With FM you can put up with the odd bit of interference. Hissing in the sound. Maybe, like if you use an underground tunnel in a railway station, it'll get quite hissy, but still enough to hear your programming. DAB, being digital, suffers from the same problems that blight Freeview (and badly installed satellite). That is, the ability of the receiver to recover from errors means that it can accept a variety of qualities of input signal. But stray a tiny bit beyond what the error correction can cope with and you'll get jibberish. A tiny but further, nothing. It'll just give up because trying to play a totally messed up signal would be painful. There's no fade-out, just good to gone with a tiny hiccup of crap. But, hey, you probably know the same issues for mobile phones, where it goes "twangy" before dropping the line on you.
The march of technology is often a good thing. I'm writing this on a miniature computer that is connected to absolutely no wires of any kind while waiting for my rice to cook. I have an MP3 player providing music (the computer could do it, I suppose, but it means swapping SD cards). The one in the computer, a thing smaller than an old 50P coin, contains around 9 hours of stuff recorded off the telly. Digitally. British telly, many hundreds of miles away from Britain. Technology rocks, so long as it isn't a bomb with AI. That wouldn't rock.
However, and this is very important, all of the above examples I just listen provide enhancements. A small portable, yet powerful, computer. A little thing with a hundred or more songs on it. Think of nine hours of video tapes compared to an SD card. Think of a video deck compared to a decent digital recorder. I can't get French TV, too far from any sort of signal, but I can get - in lovely quality - all the BBC regions, plus loads of other channels.

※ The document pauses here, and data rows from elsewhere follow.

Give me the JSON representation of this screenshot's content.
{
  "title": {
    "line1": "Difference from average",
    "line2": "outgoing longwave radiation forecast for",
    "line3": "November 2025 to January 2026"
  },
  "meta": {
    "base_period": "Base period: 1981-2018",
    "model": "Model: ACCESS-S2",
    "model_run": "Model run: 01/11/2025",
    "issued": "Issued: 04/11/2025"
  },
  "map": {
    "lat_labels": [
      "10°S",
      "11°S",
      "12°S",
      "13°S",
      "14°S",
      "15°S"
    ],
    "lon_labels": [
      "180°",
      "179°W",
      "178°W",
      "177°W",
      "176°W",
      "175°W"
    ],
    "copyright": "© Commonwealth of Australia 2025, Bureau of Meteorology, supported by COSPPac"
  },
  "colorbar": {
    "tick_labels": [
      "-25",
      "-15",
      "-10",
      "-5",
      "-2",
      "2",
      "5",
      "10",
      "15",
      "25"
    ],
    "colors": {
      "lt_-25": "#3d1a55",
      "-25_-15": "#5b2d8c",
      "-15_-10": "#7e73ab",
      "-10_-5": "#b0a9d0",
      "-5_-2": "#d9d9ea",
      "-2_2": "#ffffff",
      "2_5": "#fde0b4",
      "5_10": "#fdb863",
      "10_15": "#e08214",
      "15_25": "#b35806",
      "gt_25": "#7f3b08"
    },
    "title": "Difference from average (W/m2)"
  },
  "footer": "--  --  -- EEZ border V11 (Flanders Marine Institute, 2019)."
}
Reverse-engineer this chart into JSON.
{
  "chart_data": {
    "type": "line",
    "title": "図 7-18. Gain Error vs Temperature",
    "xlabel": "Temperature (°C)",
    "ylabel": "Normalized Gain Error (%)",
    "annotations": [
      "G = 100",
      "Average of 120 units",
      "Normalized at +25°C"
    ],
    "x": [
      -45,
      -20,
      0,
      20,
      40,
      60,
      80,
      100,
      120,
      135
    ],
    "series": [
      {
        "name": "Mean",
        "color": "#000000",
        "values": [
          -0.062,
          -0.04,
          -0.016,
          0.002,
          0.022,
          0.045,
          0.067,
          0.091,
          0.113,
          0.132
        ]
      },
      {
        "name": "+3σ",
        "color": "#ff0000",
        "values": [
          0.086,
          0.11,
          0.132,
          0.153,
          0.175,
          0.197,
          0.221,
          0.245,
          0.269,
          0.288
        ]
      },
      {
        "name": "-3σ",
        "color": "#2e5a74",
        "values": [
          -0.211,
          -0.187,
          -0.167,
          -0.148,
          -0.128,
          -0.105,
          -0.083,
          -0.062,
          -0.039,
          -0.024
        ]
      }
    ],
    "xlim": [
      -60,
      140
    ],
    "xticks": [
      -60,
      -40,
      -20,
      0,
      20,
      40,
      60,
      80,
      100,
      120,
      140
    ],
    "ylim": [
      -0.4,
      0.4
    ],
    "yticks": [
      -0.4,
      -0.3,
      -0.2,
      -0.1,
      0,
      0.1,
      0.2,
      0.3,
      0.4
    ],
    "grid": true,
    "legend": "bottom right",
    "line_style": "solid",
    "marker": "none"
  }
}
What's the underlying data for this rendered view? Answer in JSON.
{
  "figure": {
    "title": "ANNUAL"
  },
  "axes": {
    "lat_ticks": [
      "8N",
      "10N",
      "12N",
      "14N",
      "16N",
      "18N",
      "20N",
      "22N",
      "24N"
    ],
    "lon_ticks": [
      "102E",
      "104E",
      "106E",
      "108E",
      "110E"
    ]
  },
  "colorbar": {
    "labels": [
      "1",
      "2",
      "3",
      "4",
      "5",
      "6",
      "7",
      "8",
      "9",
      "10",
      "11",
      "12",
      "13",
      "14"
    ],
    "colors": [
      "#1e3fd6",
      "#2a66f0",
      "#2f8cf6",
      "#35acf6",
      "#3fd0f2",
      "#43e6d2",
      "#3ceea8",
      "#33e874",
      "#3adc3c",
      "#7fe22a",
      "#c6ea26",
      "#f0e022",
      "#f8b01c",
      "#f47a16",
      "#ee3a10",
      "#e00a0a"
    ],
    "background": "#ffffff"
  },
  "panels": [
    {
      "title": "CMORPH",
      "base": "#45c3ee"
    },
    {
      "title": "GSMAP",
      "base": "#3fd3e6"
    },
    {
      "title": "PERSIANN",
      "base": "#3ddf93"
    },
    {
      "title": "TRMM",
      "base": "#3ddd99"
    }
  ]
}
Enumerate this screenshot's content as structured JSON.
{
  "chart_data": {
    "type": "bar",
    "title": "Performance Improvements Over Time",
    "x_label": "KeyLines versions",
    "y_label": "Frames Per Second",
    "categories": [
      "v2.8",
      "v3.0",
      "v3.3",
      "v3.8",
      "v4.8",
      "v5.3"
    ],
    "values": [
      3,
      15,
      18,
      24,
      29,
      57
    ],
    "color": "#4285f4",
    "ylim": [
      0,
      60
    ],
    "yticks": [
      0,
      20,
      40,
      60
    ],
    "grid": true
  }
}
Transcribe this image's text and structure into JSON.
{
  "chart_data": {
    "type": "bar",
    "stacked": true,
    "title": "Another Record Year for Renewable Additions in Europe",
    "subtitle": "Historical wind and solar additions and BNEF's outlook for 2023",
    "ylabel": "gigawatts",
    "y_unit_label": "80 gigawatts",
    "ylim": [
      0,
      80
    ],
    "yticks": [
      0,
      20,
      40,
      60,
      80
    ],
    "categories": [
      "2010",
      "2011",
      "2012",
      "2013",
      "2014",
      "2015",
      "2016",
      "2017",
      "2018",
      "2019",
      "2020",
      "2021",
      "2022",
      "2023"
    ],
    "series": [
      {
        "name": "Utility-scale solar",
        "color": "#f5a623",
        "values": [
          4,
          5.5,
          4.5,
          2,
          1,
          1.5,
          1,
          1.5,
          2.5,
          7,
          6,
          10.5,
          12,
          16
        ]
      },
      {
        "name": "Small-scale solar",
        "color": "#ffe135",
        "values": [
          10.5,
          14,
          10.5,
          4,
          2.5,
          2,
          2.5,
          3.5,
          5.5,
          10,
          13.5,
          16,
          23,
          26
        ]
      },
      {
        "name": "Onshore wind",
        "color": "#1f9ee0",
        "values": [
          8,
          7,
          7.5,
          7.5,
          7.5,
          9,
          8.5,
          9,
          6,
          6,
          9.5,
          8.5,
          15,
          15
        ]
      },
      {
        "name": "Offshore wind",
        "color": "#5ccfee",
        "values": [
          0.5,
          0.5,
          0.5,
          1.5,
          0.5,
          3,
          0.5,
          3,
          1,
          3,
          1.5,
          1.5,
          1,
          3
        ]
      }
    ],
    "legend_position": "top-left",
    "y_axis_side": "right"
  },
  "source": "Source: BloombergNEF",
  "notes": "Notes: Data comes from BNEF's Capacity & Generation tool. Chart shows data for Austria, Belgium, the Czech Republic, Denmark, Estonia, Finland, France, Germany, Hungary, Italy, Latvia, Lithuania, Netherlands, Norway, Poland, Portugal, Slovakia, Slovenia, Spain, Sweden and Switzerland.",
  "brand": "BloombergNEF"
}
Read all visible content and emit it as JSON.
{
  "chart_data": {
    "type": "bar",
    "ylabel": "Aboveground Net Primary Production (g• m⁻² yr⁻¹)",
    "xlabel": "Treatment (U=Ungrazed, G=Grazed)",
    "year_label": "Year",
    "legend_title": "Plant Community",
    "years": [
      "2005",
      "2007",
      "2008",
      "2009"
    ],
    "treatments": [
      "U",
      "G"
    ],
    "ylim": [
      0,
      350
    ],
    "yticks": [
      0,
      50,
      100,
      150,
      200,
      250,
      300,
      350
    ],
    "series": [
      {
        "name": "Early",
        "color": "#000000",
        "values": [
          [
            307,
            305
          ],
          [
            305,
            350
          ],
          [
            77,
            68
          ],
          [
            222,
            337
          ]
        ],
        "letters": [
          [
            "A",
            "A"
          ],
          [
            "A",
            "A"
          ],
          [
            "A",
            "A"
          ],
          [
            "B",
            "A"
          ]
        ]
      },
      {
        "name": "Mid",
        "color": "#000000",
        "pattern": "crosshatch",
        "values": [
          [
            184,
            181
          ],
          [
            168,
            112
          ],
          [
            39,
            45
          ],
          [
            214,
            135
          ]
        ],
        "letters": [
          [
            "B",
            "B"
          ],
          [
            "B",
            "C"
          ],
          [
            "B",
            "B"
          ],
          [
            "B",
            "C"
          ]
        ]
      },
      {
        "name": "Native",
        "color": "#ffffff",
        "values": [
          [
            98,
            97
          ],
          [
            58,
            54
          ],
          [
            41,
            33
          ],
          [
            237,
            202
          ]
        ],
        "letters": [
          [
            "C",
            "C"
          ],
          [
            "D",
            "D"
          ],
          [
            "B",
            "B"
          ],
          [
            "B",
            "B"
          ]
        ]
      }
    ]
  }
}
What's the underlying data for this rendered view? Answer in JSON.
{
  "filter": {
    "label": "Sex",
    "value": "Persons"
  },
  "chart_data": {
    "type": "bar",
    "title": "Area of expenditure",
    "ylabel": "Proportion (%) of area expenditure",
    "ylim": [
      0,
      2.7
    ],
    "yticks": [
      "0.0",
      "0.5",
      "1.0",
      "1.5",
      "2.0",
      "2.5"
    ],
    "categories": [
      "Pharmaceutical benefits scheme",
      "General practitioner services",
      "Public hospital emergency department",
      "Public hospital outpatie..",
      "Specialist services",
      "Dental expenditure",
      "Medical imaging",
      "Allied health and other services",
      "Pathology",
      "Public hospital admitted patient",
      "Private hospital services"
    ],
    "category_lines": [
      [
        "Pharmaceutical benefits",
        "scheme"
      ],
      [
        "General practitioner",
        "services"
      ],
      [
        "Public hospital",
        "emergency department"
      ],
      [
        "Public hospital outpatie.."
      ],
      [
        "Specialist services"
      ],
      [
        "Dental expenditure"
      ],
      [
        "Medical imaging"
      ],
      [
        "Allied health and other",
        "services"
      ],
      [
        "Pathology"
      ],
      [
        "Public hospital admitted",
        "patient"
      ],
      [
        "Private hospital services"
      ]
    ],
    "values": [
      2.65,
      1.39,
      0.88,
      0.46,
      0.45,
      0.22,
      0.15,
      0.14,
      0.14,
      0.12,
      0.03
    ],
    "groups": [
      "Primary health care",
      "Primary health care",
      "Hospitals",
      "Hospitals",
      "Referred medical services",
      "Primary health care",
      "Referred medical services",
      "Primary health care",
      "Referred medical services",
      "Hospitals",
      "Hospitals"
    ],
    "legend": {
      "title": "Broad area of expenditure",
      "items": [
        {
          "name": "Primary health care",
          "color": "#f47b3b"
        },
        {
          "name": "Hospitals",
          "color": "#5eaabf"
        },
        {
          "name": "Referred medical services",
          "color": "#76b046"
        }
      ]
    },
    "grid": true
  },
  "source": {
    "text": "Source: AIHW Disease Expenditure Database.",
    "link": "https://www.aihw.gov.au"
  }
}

I grew up with the BBC micro and the leap in tech from then and now is nothing short of amazing.
But to take good, efficient, widely available radio and replace it with something that offers worse quality when it is working, much more restrictive zones of operation, much more sensitivity to sources of interference (what FM was designed to get around, as AM is quite susceptible), not to mention laughing in the face of efficiency (the chip may be so efficient that it's an embedded system designer's wet dream, but it's still not a patch on any cheap FM radio)... Really, I think Hermann Hauser would call this evolution a "retrograde step".